Akar Masalah: Regulasi dan Institusi yang Tidak Solid
Fahri Hamzah menekankan bahwa fondasi regulasi yang rapuh menjadi penyebab utama ketidakstabilan dalam sektor perumahan. Regulasi yang tidak solid melahirkan institusi yang juga tidak solid, yang pada gilirannya menghambat upaya konsisten dan berkelanjutan dalam pengembangan perumahan. Ia mencontohkan perubahan struktur kementerian yang menangani perumahan, yang sebelumnya tergabung dalam berbagai departemen dengan nama dan fokus yang berbeda. Kondisi ini menyebabkan hilangnya kesempatan untuk mengumpulkan dan mempertahankan para ahli terbaik di bidang perumahan, yang seharusnya dapat memberikan rujukan dan panduan yang kuat.
Fahri mengusulkan perlunya konsolidasi hukum sektor perumahan yang kuat, serupa dengan konsep Omnibus Law, untuk memberikan kepastian hukum dan mencegah intervensi yang dapat mengombang-ambingkan sektor ini oleh rezim yang berbeda. Dengan fondasi hukum yang kokoh, diharapkan akan terbentuk institusi yang solid dan kebijakan publik yang efektif.
Tantangan di Sisi Suplai: Harga Tanah dan Perizinan
Satuan Tugas (Satgas) Perumahan mengidentifikasi dua masalah utama dari sisi suplai, yaitu harga tanah yang melambung tinggi dan proses perizinan yang rumit. Fahri menyoroti bahwa Pasal 33 UUD 1945 mengenai pemanfaatan tanah seringkali diabaikan, sehingga tanah dibiarkan menjadi komoditas spekulatif yang harganya tidak terkendali. Praktik pembelian tanah secara besar-besaran oleh investor dari kota di wilayah pedesaan semakin memperparah situasi, membuat harga tanah menjadi tidak terjangkau untuk pembangunan perumahan.

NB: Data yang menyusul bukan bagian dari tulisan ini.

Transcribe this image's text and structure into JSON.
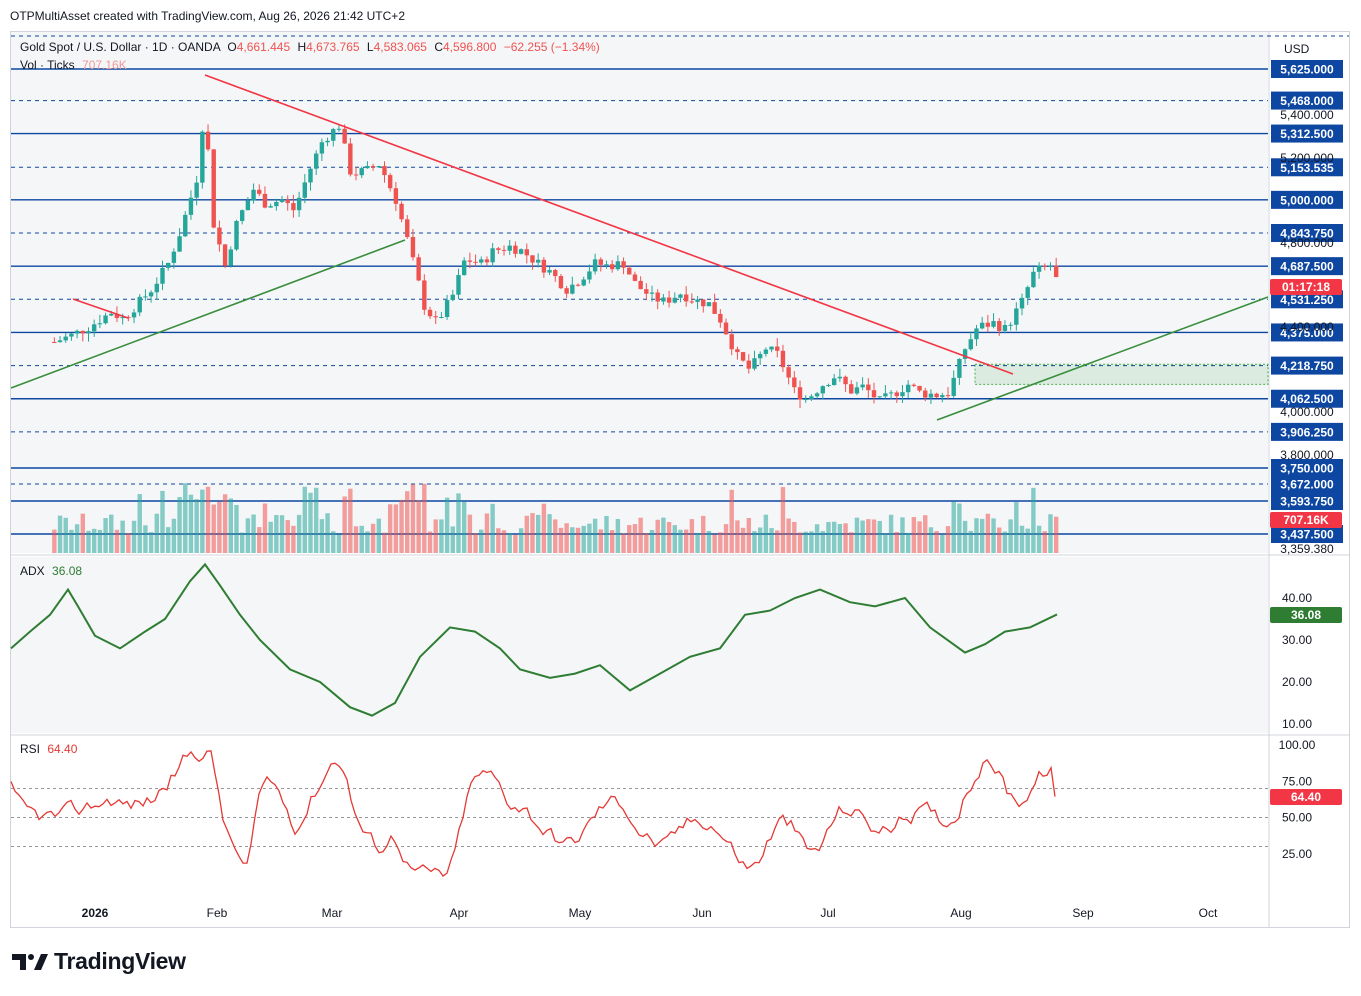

Ia mengusulkan agar pemerintah memberikan subsidi pada tanah, bukan hanya pada kredit perbankan. Menurutnya, porsi harga tanah yang mencapai 30-40 persen dari harga rumah sangat memberatkan pengembang. Subsidi tanah akan membantu menekan biaya produksi dan memungkinkan pembangunan rumah yang lebih terjangkau.
Selain itu, Fahri menekankan pentingnya desentralisasi dan penyederhanaan proses perizinan. Ia menyoroti banyaknya perizinan yang harus diurus oleh pengembang di berbagai instansi, yang memakan waktu dan biaya. Kemudahan perizinan akan mendorong investasi dan mempercepat pembangunan perumahan.
Terakhir, ia mengusulkan pembentukan lembaga yang membantu pengembang dalam memasarkan rumah subsidi setelah selesai dibangun. Dengan adanya lembaga ini, perusahaan konstruksi dan inovasi tidak perlu lagi memikirkan aspek pemasaran, sehingga dapat fokus pada peningkatan kualitas dan efisiensi pembangunan.
Permasalahan di Sisi Permintaan: Data yang Tidak Akurat
Dari sisi permintaan, Fahri menyoroti masalah database yang tidak akurat. Ia menyatakan bahwa berbagai institusi pemerintah seringkali mengeluarkan data yang berbeda-beda mengenai jumlah keluarga dan kebutuhan perumahan. Ketidakakuratan data ini menyulitkan perencanaan dan penyaluran bantuan perumahan yang tepat sasaran.
Fahri mendukung upaya pemerintah untuk mewujudkan satu data melalui Instruksi Presiden (Inpres) Satu Data Indonesia. Dengan data yang akurat dan terintegrasi, diharapkan program-program perumahan dapat lebih efektif dan efisien.